By Marvin Rotenberg, IRA Technical Expert

This week’s Slott Report Mailbag includes questions on Medicare Part B premiums, required minimum distributions and the 60-day rollover window. As always, we stress the importance of working with a competent, educated financial advisor to keep your retirement nest egg safe and secure. Find one in your area at this link.

Please send your questions to [email protected]. We will pick 2-to-4 questions and answer them each Thursday.


My husband converted his IRA to a Roth IRA in 2010. We just received a notice from Social Security that our deductions for Medicare Part B and for our prescription drug coverage are being increased for both of us because the premiums are based on our modified adjusted gross income (MAGI) including the amount that was rolled over into the Roth IRA. Is there any way to avoid paying this increased amount?

It seems like this is a double tax since when we start receiving distributions they will again be included in our MAGI.

Thank you for your assistance.


Martha P. Willis

Your Medicare premiums are based on your MAGI. Unfortunately, this is increased when you do a Roth conversion and there is no offset for the conversion. However, the increase is temporary and should be reduced after the Roth IRA conversion amount is no longer included in your MAGI.

Distributions from your Roth IRA, if you elect to take any, will be tax and penalty free, unless you dip into the earnings within the first five years. They will not impact your MAGI in future years and should not increase future Medicare premiums. If you had left the funds in your IRA and had to take required distributions each year, your Medicare premiums could have been increased each year because of the RMDs. This way, you have a one-time hit to your premiums.


I haven’t been able to get an answers to these questions. Can you answer them please?

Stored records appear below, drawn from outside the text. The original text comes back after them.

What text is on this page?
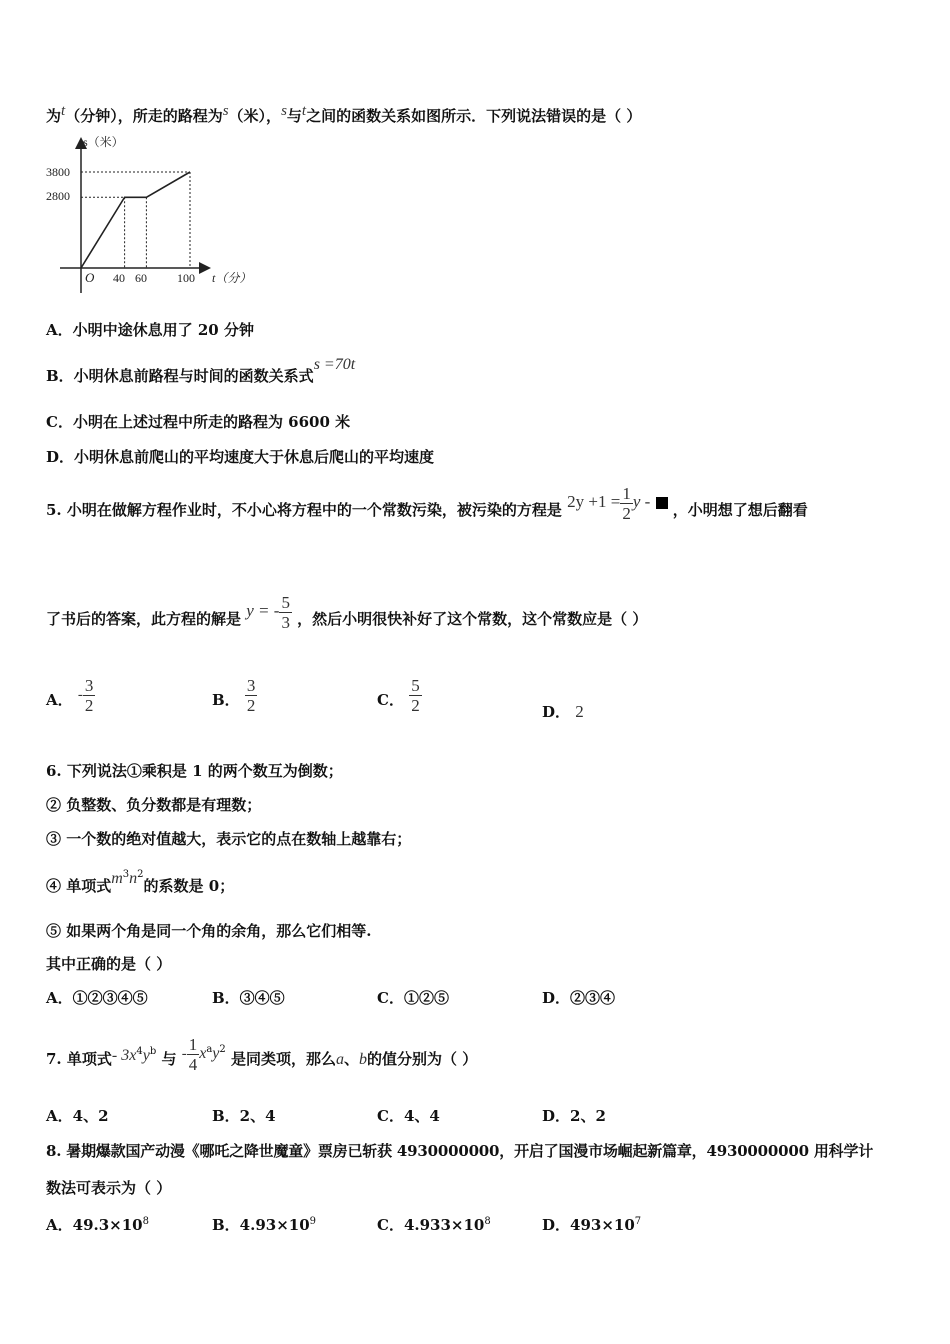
为$^t$（分钟），所走的路程为$^s$（米），$^s$与$^t$之间的函数关系如图所示．下列说法错误的是（ ）
s（米）
t（分）
O
3800
2800
40 60	100
A．小明中途休息用了 20 分钟
B．小明休息前路程与时间的函数关系式s =70t
C．小明在上述过程中所走的路程为 6600 米
D．小明休息前爬山的平均速度大于休息后爬山的平均速度
5. 小明在做解方程作业时，不小心将方程中的一个常数污染，被污染的方程是 $2y +1 = \frac{1}{2}$ y - ，小明想了想后翻看
了书后的答案，此方程的解是 y = - $\frac{5}{3}$ ，然后小明很快补好了这个常数，这个常数应是（ ）
A． - $\frac{3}{2}$	B． $\frac{3}{2}$	C． $\frac{5}{2}$	D． 2
6. 下列说法①乘积是 1 的两个数互为倒数；
② 负整数、负分数都是有理数；
③ 一个数的绝对值越大，表示它的点在数轴上越靠右；
④ 单项式$m^3n^2$的系数是 0；
⑤ 如果两个角是同一个角的余角，那么它们相等.
其中正确的是（ ）
A．①②③④⑤	B．③④⑤	C．①②⑤	D．②③④
7. 单项式- $3x^4y^b$ 与 - $\frac{1}{4} x^ay^2$ 是同类项，那么a、b的值分别为（ ）
A．4、2	B．2、4	C．4、4	D．2、2
8. 暑期爆款国产动漫《哪吒之降世魔童》票房已斩获 4930000000，开启了国漫市场崛起新篇章，4930000000 用科学计
数法可表示为（ ）
A．$49.3\times 10^8$	B．$4.93\times 10^9$	C．$4.933\times 10^8$	D．$493\times 10^7$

My husband is 71 and owns his own company. We maximize funding his 401(k) yearly. We know that he must take a required minimum distribution (RMD) by December 31, 2011.

1) He plans to continue working for many years and wants to know if he can still maximize his contribution to his 401(k) even though he’s taking an RMD?

2) I am 11 years younger than my husband. We were told that we can use a Joint Life Table to reduce our RMD since I’m more than 10 years younger. Is this true?

Thank you very much,

Wendy Lewis

An individual who is a 5% or greater owner will have to start RMDs from an employer plan at age 70 1/2. He could still continue to contribute to the plan so long as he continues to work and the plan allows him to make contributions.

For his RMDs, he can use the Joint Life Expectancy Table rather than the Uniform Lifetime Table since you are more than 10 years younger. This will enable him to take out slightly less on an annual basis.


I am 78 years old and have a conventional IRA. I have made three withdrawals (loans) totaling $25,000 in the last 60 days plus another prior to that.

I would like to replace the $25,000 but was told I could only replace a single withdrawal if it were in the last 60 days. Some folks tell me I can replace all three and others have told me I could only replace one. I then called the IRS and was told I could replace the three individual withdrawals as long as it was within the 60 day period.

What is correct?

Thank you,

Boyd Creech

The answer to your question depends on whether you have one IRA or multiple IRAs. The rule is that you can do only one 60-day rollover per account, per year. It sounds like you have only one IRA. In that case, the correct answer is you can only put back one of the withdrawals, within 60 days of the receipt of the funds. You can choose which distribution you want to roll over, as long as you meet the 60-day requirement.

It is generally not a good idea to take a “loan” from an IRA.